Yet again we find the government going on about the need for more and better accountants within the public services. And, more or less at the same time, we see the English ICA’s 2005 Group Report pointing out that the accountancy services in the public sector should be one of the growth areas for members of the profession.
On the one hand we have a need which would benefit the public services and the State, and on the other a supply which would benefit the profession. A familiar story. So we ask, what is being done about it this time?
True, there are some big gaps to be bridged. The public service, particularly the central civil service, doesn’t understand, or at least until recently didn’t understand, the value of accountants.
It doesn’t pay accountants well, and doesn’t give them much status. And again, until recently, public-service work has tended to be rather boringly based on cash accounting or cost-and-works-style accounting. On the other side, the accountancy professional bodies don’t tell their members or would-be members much about the public services, and indeed one sometimes thinks they don’t know a lot about it.
Civil servants are boring types with whom no self-respecting and ambitious young person should take a job – this has been the picture for many years. But now there is a chance for a fresh approach.
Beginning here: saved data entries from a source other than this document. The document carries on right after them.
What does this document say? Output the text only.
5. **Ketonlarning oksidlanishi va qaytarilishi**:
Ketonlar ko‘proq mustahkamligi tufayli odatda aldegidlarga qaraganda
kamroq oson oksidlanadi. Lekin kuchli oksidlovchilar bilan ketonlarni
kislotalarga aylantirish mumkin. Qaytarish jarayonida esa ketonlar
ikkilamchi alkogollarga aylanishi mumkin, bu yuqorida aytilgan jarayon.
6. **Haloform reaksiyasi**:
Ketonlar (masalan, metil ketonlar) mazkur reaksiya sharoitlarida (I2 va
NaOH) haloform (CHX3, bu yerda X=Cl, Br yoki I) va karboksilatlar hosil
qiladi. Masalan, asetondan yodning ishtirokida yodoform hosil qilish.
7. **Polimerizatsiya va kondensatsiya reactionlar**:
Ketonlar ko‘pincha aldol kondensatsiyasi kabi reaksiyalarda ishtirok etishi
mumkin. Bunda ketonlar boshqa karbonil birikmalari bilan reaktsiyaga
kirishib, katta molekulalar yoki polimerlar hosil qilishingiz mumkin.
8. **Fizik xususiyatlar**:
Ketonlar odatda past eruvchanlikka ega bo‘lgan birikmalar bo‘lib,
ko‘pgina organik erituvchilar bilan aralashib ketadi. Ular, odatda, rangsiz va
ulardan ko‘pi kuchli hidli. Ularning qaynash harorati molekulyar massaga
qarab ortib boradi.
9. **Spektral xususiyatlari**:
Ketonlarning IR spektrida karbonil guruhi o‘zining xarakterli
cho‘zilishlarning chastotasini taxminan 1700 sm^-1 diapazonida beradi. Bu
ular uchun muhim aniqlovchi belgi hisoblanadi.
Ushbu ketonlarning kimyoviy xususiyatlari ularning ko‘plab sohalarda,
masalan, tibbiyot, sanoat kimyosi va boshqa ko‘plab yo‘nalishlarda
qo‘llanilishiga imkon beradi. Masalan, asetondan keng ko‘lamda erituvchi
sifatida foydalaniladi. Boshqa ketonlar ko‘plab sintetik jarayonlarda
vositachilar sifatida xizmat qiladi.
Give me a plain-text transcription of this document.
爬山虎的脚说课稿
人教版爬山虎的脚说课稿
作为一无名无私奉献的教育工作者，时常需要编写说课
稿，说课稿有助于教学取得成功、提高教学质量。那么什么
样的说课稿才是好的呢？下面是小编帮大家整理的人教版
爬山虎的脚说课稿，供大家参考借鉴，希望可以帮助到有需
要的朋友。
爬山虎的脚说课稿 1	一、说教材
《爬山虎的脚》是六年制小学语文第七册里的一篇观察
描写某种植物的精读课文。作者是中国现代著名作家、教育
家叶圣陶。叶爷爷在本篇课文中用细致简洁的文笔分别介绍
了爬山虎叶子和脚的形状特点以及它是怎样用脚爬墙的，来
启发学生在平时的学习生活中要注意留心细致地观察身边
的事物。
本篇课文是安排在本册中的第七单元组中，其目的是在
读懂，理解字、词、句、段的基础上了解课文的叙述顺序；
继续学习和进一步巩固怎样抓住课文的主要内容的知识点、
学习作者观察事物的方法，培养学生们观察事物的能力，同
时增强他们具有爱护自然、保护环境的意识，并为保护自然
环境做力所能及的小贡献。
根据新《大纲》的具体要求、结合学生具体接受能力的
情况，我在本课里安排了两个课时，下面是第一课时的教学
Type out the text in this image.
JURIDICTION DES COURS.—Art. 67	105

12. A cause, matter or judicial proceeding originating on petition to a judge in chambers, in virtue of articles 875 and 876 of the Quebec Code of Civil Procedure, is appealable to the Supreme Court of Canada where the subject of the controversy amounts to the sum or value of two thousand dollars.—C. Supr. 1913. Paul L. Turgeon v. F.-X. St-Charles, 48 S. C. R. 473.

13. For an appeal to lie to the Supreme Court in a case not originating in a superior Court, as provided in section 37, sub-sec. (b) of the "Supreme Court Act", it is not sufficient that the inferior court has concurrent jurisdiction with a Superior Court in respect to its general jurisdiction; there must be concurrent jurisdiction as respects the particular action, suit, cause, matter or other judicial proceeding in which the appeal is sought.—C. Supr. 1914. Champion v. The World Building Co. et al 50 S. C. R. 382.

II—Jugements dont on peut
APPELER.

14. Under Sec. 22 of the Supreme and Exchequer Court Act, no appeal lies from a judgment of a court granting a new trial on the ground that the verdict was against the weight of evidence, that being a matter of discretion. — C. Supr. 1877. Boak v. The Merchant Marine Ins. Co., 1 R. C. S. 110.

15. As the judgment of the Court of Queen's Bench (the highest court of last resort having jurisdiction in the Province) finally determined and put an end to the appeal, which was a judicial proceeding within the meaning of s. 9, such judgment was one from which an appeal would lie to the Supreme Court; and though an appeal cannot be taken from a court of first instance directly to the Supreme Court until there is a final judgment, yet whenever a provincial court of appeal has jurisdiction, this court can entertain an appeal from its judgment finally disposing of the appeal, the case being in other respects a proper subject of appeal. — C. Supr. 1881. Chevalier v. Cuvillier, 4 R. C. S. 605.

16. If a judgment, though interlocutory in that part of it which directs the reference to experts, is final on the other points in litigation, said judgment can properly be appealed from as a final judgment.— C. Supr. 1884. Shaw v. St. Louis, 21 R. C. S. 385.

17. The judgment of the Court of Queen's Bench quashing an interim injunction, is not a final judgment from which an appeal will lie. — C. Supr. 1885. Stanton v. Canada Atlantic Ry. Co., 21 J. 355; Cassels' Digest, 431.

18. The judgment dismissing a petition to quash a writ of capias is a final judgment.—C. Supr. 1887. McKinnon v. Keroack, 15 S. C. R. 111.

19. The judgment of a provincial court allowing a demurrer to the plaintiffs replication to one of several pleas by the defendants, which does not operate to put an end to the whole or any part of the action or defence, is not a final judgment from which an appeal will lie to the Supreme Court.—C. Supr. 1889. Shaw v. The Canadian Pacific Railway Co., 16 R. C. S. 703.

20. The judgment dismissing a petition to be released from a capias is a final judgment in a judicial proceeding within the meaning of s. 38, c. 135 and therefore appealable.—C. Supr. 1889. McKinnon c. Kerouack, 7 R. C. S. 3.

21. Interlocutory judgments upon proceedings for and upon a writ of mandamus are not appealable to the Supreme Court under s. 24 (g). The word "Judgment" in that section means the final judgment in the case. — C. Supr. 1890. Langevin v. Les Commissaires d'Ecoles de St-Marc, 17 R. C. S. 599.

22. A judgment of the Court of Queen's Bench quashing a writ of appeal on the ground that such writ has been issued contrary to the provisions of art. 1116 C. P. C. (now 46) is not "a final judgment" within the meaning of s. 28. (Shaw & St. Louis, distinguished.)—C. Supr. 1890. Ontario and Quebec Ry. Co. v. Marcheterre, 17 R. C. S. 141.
The government is moving towards private-sector-style accounting in many areas – the resource accounting exercise, Next Steps Agencies and the like, and the new Public Service Agreements, and of course the perception that the private sector can deliver public services just as well as the public sector.
So they are going to be looking for private-sector skills. And this message is going to get through to the private sector, so that hopefully more individuals will come to understand and want to join the public services, for both professional interest and as a contribution to society – and because it is going to be essential career experience.
How to speed it up? Both sides have to move. The public service has to make itself more attractive to private-sector accountants by way of pay, career prospects, job satisfaction and prestige.
The private sector has to so organise itself to make its people more employable, better respected in the public sector, and more understanding of it. There is the prospect of a virtuous circle here. A broadening of vision on the part of both public-sector managers and private-sector institutes could work wonders for everybody.
Sir Peter Kemp is chief executive of the Foundation for Accountancy and Financial Management.